Actually, I take that back. It's not that it's easy to forget how dangerous surfing is. It's just that we tend to focus on the spectacularly dangerous aspects of surfing - the really scary, sexy dangers that seldom happen (the sharks, the reef at 'chopes, the kickboxing wolfpack) - and forget about the stupid little things that actually do happen.

Think plane crash vs. car crash.

And it's those stupid little accidents that we should be afraid of. Just ask Jesse Billauer.

On Friday I had a nice little reminder.

It was super low tide, and getting lower. Probably -.5, with another hour to go. I was surfing without a leash, which I do a lot when the waves are small. As a matter of fact, there was almost nothing about the session that was even slightly unusual. Except for the fact that, because the tide was still dropping so fast, there was a fairly steady (but slow) current pulling straight out to sea.

So I catch a little waist-high right, do a few pumps, and then as it starts to closeout, pop a little backside kickout. I timed it a little late though, and while my board made it over as the wave dumped on the inside, my balance was off and I fell backwards over the falls.

Not a big deal. Like I said, the waves were small.

I pop up and see my board about 20 feet away. I start after it, doing the casual waist-high hop n' splash. But I quickly notice that it's steadily moving back out towards the lineup and that I'm not catching up with it. So I start swimming...steadily at first, then panicked as a wave starts breaking on the outside and I realize my board is gonna go right up the face and right in the way of the guy now taking off.

Now I'm swimming like mad, closing the gap, but it's too late. The surfer sees my board, gives me a disgusted, filthy look, and pulls out the back just a few feet before colliding with this six foot piece of blue flotsam. Still desperate to get it back under my control, I make one last mad sprint for the tail when I realize I'm not going to catch it in time. It tracks up the face and gets caught perfectly in the lip.

To quote a million cheesy action flicks, suddenly the hunter has become the hunted.

I stick my arms out to try and "catch it", but mostly I'm just blocking. In a split-second, it comes down with the lip, hits both my hands, accordions my arms like they couldn't bench-press a Harry Potter book, and, deck first, just CRUSHES me in the side of the head. I mean, it clobbered me.

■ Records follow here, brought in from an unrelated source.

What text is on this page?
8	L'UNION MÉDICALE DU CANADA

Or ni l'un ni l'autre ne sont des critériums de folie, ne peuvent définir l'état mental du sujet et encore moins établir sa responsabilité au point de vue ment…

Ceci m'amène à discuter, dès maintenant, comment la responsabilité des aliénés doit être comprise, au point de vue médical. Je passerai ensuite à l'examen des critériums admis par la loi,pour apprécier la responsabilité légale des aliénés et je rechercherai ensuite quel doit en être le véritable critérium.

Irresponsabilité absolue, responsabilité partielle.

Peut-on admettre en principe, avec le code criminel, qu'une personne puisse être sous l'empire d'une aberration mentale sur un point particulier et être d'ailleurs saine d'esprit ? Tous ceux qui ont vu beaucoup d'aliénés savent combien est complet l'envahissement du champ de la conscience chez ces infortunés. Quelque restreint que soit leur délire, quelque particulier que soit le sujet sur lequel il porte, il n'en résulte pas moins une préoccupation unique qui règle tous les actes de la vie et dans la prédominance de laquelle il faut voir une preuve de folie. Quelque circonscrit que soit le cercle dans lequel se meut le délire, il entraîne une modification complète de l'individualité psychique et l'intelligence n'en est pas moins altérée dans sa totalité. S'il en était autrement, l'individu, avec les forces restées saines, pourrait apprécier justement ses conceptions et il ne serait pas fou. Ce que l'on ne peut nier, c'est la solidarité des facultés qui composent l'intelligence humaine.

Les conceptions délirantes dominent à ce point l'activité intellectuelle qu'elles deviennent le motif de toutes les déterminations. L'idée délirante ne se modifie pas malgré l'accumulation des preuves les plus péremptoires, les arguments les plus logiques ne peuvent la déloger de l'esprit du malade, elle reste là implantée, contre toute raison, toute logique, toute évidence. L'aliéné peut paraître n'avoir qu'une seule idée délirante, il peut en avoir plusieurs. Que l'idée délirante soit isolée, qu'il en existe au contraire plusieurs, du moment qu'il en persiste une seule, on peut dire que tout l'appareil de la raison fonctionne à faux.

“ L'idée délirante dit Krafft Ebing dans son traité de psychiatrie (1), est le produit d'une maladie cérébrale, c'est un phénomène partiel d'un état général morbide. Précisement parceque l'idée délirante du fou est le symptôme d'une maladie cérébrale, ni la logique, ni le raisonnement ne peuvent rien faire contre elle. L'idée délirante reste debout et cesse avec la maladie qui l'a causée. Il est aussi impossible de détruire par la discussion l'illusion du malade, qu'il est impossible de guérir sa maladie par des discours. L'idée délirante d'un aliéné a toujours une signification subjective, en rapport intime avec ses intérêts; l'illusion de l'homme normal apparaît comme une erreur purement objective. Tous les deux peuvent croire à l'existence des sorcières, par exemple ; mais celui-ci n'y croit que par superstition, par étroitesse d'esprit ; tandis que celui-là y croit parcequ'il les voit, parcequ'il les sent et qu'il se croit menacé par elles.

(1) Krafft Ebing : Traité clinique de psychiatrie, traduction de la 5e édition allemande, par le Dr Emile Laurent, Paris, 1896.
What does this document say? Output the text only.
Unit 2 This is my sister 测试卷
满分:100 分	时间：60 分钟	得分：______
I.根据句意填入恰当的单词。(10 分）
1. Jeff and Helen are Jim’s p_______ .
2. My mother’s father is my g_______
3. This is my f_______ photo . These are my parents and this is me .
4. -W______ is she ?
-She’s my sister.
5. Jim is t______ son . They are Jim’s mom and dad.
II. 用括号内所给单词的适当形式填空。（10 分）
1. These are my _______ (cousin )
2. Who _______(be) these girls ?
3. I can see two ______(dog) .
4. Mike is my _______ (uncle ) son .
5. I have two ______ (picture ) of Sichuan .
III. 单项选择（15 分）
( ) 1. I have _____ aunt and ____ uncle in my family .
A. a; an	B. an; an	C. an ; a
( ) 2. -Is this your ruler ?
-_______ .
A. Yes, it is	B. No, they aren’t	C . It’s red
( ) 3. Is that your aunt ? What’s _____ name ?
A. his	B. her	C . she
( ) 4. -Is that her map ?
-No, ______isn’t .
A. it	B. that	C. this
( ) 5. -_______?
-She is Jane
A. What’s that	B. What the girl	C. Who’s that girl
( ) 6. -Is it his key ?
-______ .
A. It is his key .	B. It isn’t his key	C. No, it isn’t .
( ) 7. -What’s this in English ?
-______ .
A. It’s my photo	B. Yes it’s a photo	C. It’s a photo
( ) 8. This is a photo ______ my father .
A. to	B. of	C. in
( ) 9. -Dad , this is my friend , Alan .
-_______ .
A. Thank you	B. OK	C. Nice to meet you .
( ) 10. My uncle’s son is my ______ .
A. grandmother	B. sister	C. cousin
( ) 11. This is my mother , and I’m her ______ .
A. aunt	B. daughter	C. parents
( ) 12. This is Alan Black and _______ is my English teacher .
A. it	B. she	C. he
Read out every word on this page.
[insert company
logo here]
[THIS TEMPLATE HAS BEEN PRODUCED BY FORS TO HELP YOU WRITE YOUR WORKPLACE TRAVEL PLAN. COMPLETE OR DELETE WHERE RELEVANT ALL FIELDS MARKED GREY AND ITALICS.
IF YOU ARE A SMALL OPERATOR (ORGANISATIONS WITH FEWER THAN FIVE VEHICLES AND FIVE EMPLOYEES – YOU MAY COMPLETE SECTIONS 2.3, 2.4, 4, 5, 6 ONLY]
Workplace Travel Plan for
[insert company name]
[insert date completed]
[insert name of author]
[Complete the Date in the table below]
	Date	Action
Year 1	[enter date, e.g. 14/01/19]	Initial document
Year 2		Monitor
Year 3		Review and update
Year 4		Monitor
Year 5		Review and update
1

I came up, not only seeing stars and convinced my head had been split open like a watermelon, but with such a crazy ringing in my head that I was pretty sure my earplug had been knocked deep into my skull, and was now bouncing around in there like a rubber pinball.

I start doing the slap n' look, where you claw at the damaged area, pull your hand away and inspect your fingers for blood, and then repeat about 50 times.

Amazingly, no blood, no crushed skull, and my earplug is still sitting where it belongs.

I started having flashbacks of another lowtide session, 15 years ago, at Carmel Beach. I had just done a failed floater on a head-high wave into 3 feet of water. Me, the wave, and the board all combined into a perfectly symbiotic fusion of vertical energy and just imploded there on the sand. I popped up first and immediately looked around for my board. Like the dude sticking his face over the egg in Alien (ALWAYS a bad idea), I looked straight down and my board popped straight up, knocking me on my ass and opening up a nice two-inch split next to my eye.

Damn, surfing is dangerous. No two ways about it. Ruptured ear drums, nose gashes, fin slices, head whacks, neck-breaking sandbars, pier collisions, leash name it.

30 foot Jaws? Ha. I survived 2-foot HB.

The Colonel says, "Let's be careful out there."